The disciples are not afraid.  They are not running away to Galilee, or locking themselves away.  To the contrary, they are staying in the middle of it all.  The last words of Luke are, “they returned to Jerusalem with great joy, and were continually in the temple blessing God.”  In Acts 1 they go to the Upper Room not to hide, but to pray, and then to attend to business: “one of these men must become with us a witness to his resurrection,” to replace Judas. 


A couple of thoughts on staying in Jerusalem. 

First, Luke-Acts is very much like Paul in its theology.  A central theme is that Christianity is not a different religion, but the fulfillment of the religion of the Old Testament.  On the one hand, Luke and Paul insist, it’s wrong to remain a Jew and to seek religious fulfillment in the cultural limitations of the pre-Jesus religion.  But on the other hand, it’s wrong to dismiss Judaism, because it is Judaism that Christianity fulfills.  Above all, it is the Law that Jesus finally brings to its fulfillment, so that Christians offer the true sacrifice in the true temple, and Christians are finally able to live to the fullest the Old Testament’s love of God and neighbor, with all its social and natural-law implications.  The Church is the true Israel, and so the Church begins in Jerusalem.

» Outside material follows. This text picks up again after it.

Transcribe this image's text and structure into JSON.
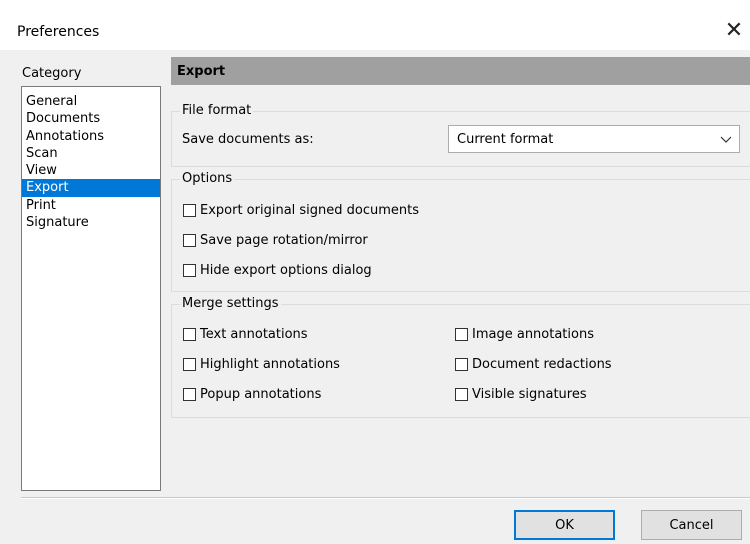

Second, Christianity is not about heading for the hills.  It is not about fear of men or building an enclave.  Jesus commands the disciples—and he commands us—to go into the city, and then go forth from the city of Jerusalem to the cities of the world.  Christianity is about missionary advance, not retreat.

Our second reading, from Ephesians, sums it up with overwhelming riches.  The Spirit of Pentecost is “a Spirit of wisdom and revelation, resulting in knowledge of him”: Jesus and his Spirit complete the Old Testament revelation.  We are “enlightened” to “the hope that belongs to his call,” “the riches of glory in his inheritance,” “the surpassing greatness of his power,” which is “far above every principality, authority, power, and dominion.”

The Spirit of Christ sends us into Jerusalem: into the fullness of Revelation, and in mission to the cities of the world.

Are you running away to Galilee to hide?